O Çocuklar Ne Oldu?

[ A+ ] /[ A- ]

Hüseyin IRMAK

1915’te tehcir yollarına vurulan Ermeni kafileleri, insan olanın tasavvur edemeyeceği acıyı sayısız kereler ve ölçülemeyecek şiddette yaşayarak yürüdü.

Kafilelerin gözü önünde kadınlara, kızlara, kız-erkek ayrımı yapılmadan çocuklara gerek resmi gerek sivil failler tarafından, hem toplu olarak hem tek tek tecavüz edildi. Tecavüzü yaşamamak için ya da bir hareme götürülmemek için toplu ya da tek tek intihar eden Ermeni kadınlarının, kızlarının sayısı belli bile değil.

Bu kafileler, yollarda kırıla kırıla, cesetlerini yazı yabanda çakallara, köpeklere, alıcı kuşlara yem bırakarak Pozantı, Antep, Urfa, Rakka, Deyr es Zor gibi kamplara ulaştı. Kiliselerine sığınmış cemaatlerin toplu olarak yakıldığını, su kuyularının cesetlerle doldurulduğunu, bütün büyük nehirlerin haftalarca ceset taşıyıp kan kırmızı aktığını görerek geldiler.

Vahşetin ayrıntılarına daha fazla girmeden bu yazının konusuna gelecek olursak; bütün bu dehşeti yaşayarak Halep’e, Beyrut’a ulaşan dağınık toplulukların içinde kadınlar da vardı. Bu kadınlar onlarca mağduriyetin ve misli görülmemiş bir şiddetin yanısıra aynı zamanda sayısız tecavüzün de mağduru idiler.
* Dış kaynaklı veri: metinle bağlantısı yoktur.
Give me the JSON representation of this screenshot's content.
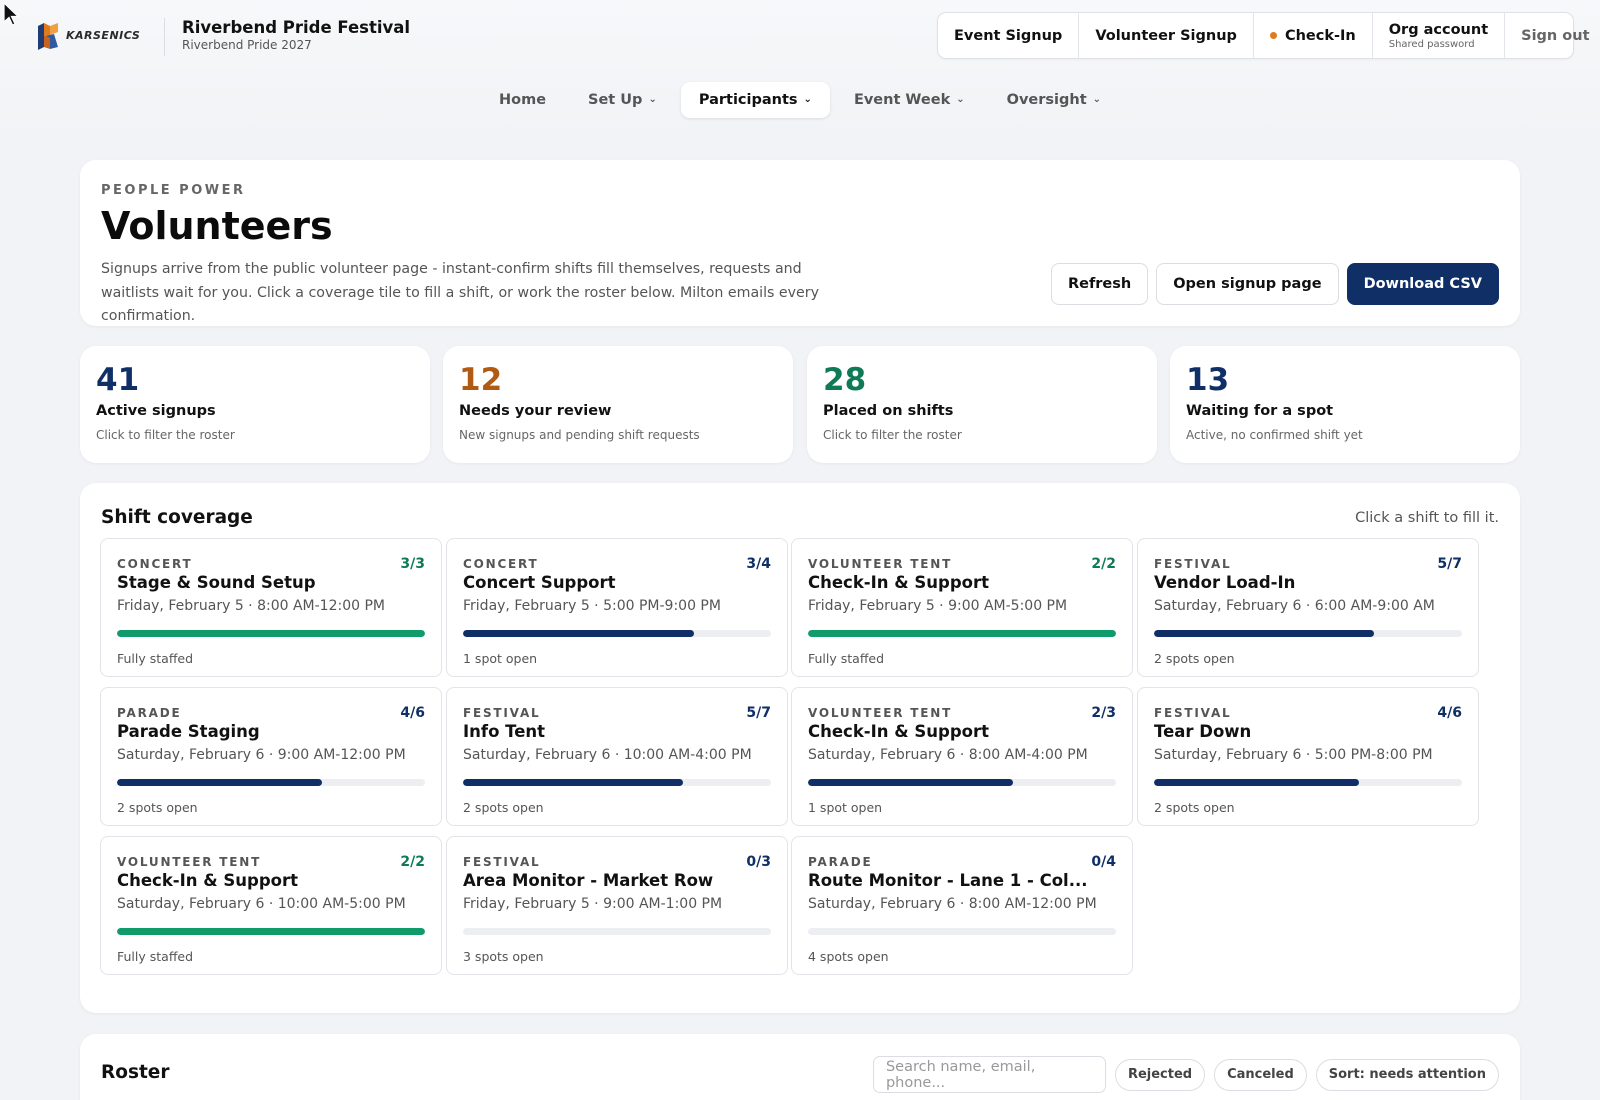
{
  "colors": {
    "navy": "#0f2f66",
    "green": "#0f9b6a",
    "orange": "#b05a12",
    "teal": "#0f7a56",
    "accent_dot": "#e07a1f"
  },
  "brand": {
    "logo_text": "KARSENICS",
    "title": "Riverbend Pride Festival",
    "subtitle": "Riverbend Pride 2027"
  },
  "top_actions": {
    "event_signup": "Event Signup",
    "volunteer_signup": "Volunteer Signup",
    "check_in": "Check-In",
    "org_account": "Org account",
    "org_account_sub": "Shared password",
    "sign_out": "Sign out"
  },
  "nav": [
    {
      "label": "Home",
      "dropdown": false,
      "active": false
    },
    {
      "label": "Set Up",
      "dropdown": true,
      "active": false
    },
    {
      "label": "Participants",
      "dropdown": true,
      "active": true
    },
    {
      "label": "Event Week",
      "dropdown": true,
      "active": false
    },
    {
      "label": "Oversight",
      "dropdown": true,
      "active": false
    }
  ],
  "hero": {
    "eyebrow": "PEOPLE POWER",
    "title": "Volunteers",
    "description": "Signups arrive from the public volunteer page - instant-confirm shifts fill themselves, requests and waitlists wait for you. Click a coverage tile to fill a shift, or work the roster below. Milton emails every confirmation.",
    "refresh": "Refresh",
    "open_signup": "Open signup page",
    "download_csv": "Download CSV"
  },
  "stats": [
    {
      "value": "41",
      "label": "Active signups",
      "hint": "Click to filter the roster",
      "color": "#0f2f66"
    },
    {
      "value": "12",
      "label": "Needs your review",
      "hint": "New signups and pending shift requests",
      "color": "#b05a12"
    },
    {
      "value": "28",
      "label": "Placed on shifts",
      "hint": "Click to filter the roster",
      "color": "#0f7a56"
    },
    {
      "value": "13",
      "label": "Waiting for a spot",
      "hint": "Active, no confirmed shift yet",
      "color": "#0f2f66"
    }
  ],
  "coverage": {
    "title": "Shift coverage",
    "hint": "Click a shift to fill it.",
    "shifts": [
      {
        "category": "CONCERT",
        "name": "Stage & Sound Setup",
        "when": "Friday, February 5 · 8:00 AM-12:00 PM",
        "filled": 3,
        "total": 3,
        "count": "3/3",
        "status": "Fully staffed"
      },
      {
        "category": "CONCERT",
        "name": "Concert Support",
        "when": "Friday, February 5 · 5:00 PM-9:00 PM",
        "filled": 3,
        "total": 4,
        "count": "3/4",
        "status": "1 spot open"
      },
      {
        "category": "VOLUNTEER TENT",
        "name": "Check-In & Support",
        "when": "Friday, February 5 · 9:00 AM-5:00 PM",
        "filled": 2,
        "total": 2,
        "count": "2/2",
        "status": "Fully staffed"
      },
      {
        "category": "FESTIVAL",
        "name": "Vendor Load-In",
        "when": "Saturday, February 6 · 6:00 AM-9:00 AM",
        "filled": 5,
        "total": 7,
        "count": "5/7",
        "status": "2 spots open"
      },
      {
        "category": "PARADE",
        "name": "Parade Staging",
        "when": "Saturday, February 6 · 9:00 AM-12:00 PM",
        "filled": 4,
        "total": 6,
        "count": "4/6",
        "status": "2 spots open"
      },
      {
        "category": "FESTIVAL",
        "name": "Info Tent",
        "when": "Saturday, February 6 · 10:00 AM-4:00 PM",
        "filled": 5,
        "total": 7,
        "count": "5/7",
        "status": "2 spots open"
      },
      {
        "category": "VOLUNTEER TENT",
        "name": "Check-In & Support",
        "when": "Saturday, February 6 · 8:00 AM-4:00 PM",
        "filled": 2,
        "total": 3,
        "count": "2/3",
        "status": "1 spot open"
      },
      {
        "category": "FESTIVAL",
        "name": "Tear Down",
        "when": "Saturday, February 6 · 5:00 PM-8:00 PM",
        "filled": 4,
        "total": 6,
        "count": "4/6",
        "status": "2 spots open"
      },
      {
        "category": "VOLUNTEER TENT",
        "name": "Check-In & Support",
        "when": "Saturday, February 6 · 10:00 AM-5:00 PM",
        "filled": 2,
        "total": 2,
        "count": "2/2",
        "status": "Fully staffed"
      },
      {
        "category": "FESTIVAL",
        "name": "Area Monitor - Market Row",
        "when": "Friday, February 5 · 9:00 AM-1:00 PM",
        "filled": 0,
        "total": 3,
        "count": "0/3",
        "status": "3 spots open"
      },
      {
        "category": "PARADE",
        "name": "Route Monitor - Lane 1 - Col...",
        "when": "Saturday, February 6 · 8:00 AM-12:00 PM",
        "filled": 0,
        "total": 4,
        "count": "0/4",
        "status": "4 spots open"
      }
    ]
  },
  "roster": {
    "title": "Roster",
    "search_placeholder": "Search name, email, phone...",
    "filters": [
      "Rejected",
      "Canceled",
      "Sort: needs attention"
    ]
  }
}
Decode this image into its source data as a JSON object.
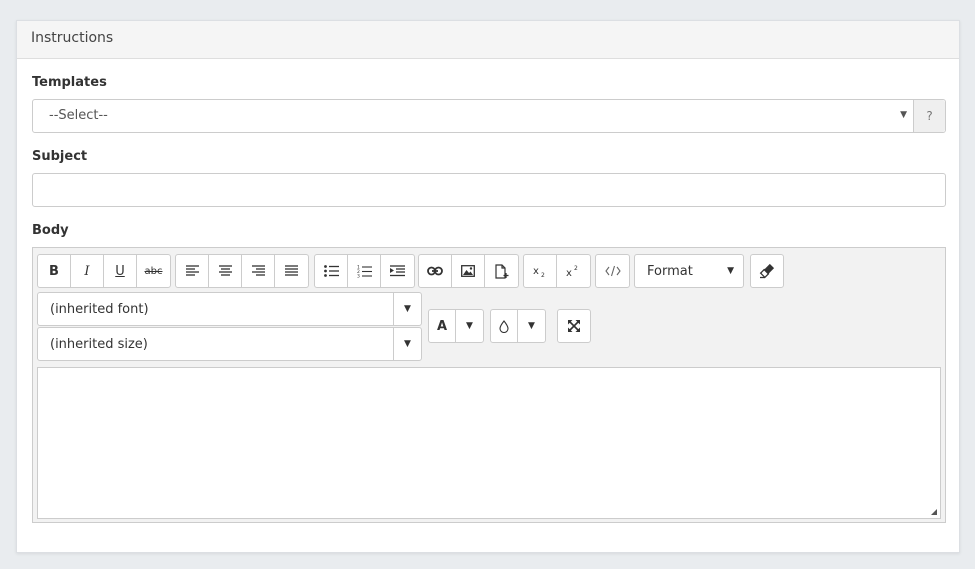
{
  "panel": {
    "title": "Instructions"
  },
  "templates": {
    "label": "Templates",
    "selected": "--Select--",
    "help": "?"
  },
  "subject": {
    "label": "Subject",
    "value": ""
  },
  "body": {
    "label": "Body",
    "toolbar": {
      "bold": "B",
      "italic": "I",
      "underline": "U",
      "strike": "abc",
      "format_label": "Format",
      "font_color_label": "A"
    },
    "font": "(inherited font)",
    "size": "(inherited size)"
  },
  "icons": {
    "select_caret": "caret-down-icon",
    "align_left": "align-left-icon",
    "align_center": "align-center-icon",
    "align_right": "align-right-icon",
    "align_justify": "align-justify-icon",
    "bullet_list": "bullet-list-icon",
    "numbered_list": "numbered-list-icon",
    "indent": "indent-icon",
    "link": "link-icon",
    "image": "image-icon",
    "file": "file-add-icon",
    "subscript": "subscript-icon",
    "superscript": "superscript-icon",
    "code": "code-icon",
    "eraser": "eraser-icon",
    "drop": "drop-icon",
    "expand": "expand-icon"
  }
}
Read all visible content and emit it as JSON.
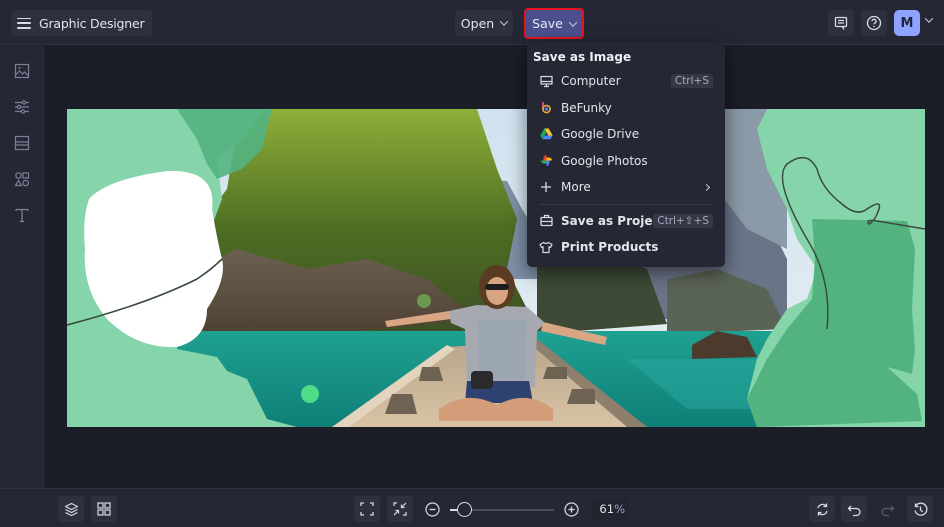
{
  "app": {
    "title": "Graphic Designer",
    "menu_icon": "hamburger-icon"
  },
  "topbar": {
    "open_label": "Open",
    "save_label": "Save",
    "feedback_icon": "comment-icon",
    "help_icon": "help-circle-icon",
    "avatar_initial": "M",
    "avatar_color": "#8ea3ff",
    "save_highlight_color": "#e5141c",
    "save_bg_color": "#4b4f8c"
  },
  "sidebar": {
    "items": [
      {
        "name": "image",
        "icon": "image-icon"
      },
      {
        "name": "adjust",
        "icon": "sliders-icon"
      },
      {
        "name": "layouts",
        "icon": "layout-icon"
      },
      {
        "name": "graphics",
        "icon": "shapes-icon"
      },
      {
        "name": "text",
        "icon": "text-icon"
      }
    ]
  },
  "save_menu": {
    "header": "Save as Image",
    "items": [
      {
        "label": "Computer",
        "icon": "monitor-icon",
        "shortcut": "Ctrl+S"
      },
      {
        "label": "BeFunky",
        "icon": "befunky-logo-icon"
      },
      {
        "label": "Google Drive",
        "icon": "google-drive-icon"
      },
      {
        "label": "Google Photos",
        "icon": "google-photos-icon"
      },
      {
        "label": "More",
        "icon": "plus-icon",
        "submenu": true
      }
    ],
    "project_items": [
      {
        "label": "Save as Project",
        "icon": "briefcase-icon",
        "shortcut": "Ctrl+⇧+S"
      },
      {
        "label": "Print Products",
        "icon": "tshirt-icon"
      }
    ]
  },
  "canvas": {
    "description": "Woman sitting cross-legged on the bow of a longtail boat with arms outstretched, turquoise lake and forested limestone cliffs, framed by mint-green brush strokes and a white paint blob with a looping line doodle",
    "bg_color": "#86d4aa",
    "accent_green": "#53b37f"
  },
  "bottombar": {
    "layers_icon": "layers-icon",
    "grid_icon": "grid-icon",
    "fit_icon": "fit-screen-icon",
    "actual_size_icon": "shrink-icon",
    "zoom_out_icon": "zoom-out-icon",
    "zoom_in_icon": "zoom-in-icon",
    "zoom_percent": 61,
    "zoom_value": "61",
    "zoom_unit": "%",
    "zoom_slider_fraction": 0.13,
    "refresh_icon": "refresh-icon",
    "undo_icon": "undo-icon",
    "redo_icon": "redo-icon",
    "history_icon": "history-icon"
  }
}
Aylarca süren ölüm yürüyüşünden nasılsa sağ kalabilmiş ve bir şekilde Halep ile Beyrut’a ulaşabilmiş bu kadınların bir kısmı artık hamiledir. Karınları her geçen gün büyümekte ve onlar utanç içinde bunu saklamaya çalışmaktadır. Çöplerden artık toplayarak, hayvan dışkılarından arpa tanesi bulmaya çalışarak ayakta durma mücadelesi veren tehcir kurbanlarının bu hamile bireyleri, tecavüzlerin meyvesini karınlarında taşımaktadır. Günü geldiğinde en azından bir kısmının doğum yaptığı ise muhakkak.

Soru şu; doğan o çocuklara, o kadınlar nasıl bir gözle baktı? O bebekler kucağa verilirken ruh halleri ne tür fırtınaları barındırdı? Kucağında duran bebeğin babası hangisiydi? O çocuklara ne oldu? Nasıl büyüdüler?

Tecavüzcüsü tarafından “harem”e katılan Ermeni kadınlar, hiç olmazsa saldırganını tanıdı. Eğer yolda daha önce bir veya birçok tecavüze uğramadıysa doğan tecavüz çocuğunun babasını da biliyordu. Anadolu’da büyüyen o çocukların çocukları şimdilerde ninelerinin ailesini araştırıyor ve merak ediyor.

Peki Halep’te, Beyrut’ta tek başına doğuran o kadınlar ile ilgili bir çalışma hiç yapılmış mı? Onların çocukları hiç konuşulmuş mu? Bilmediğimden soruyorum.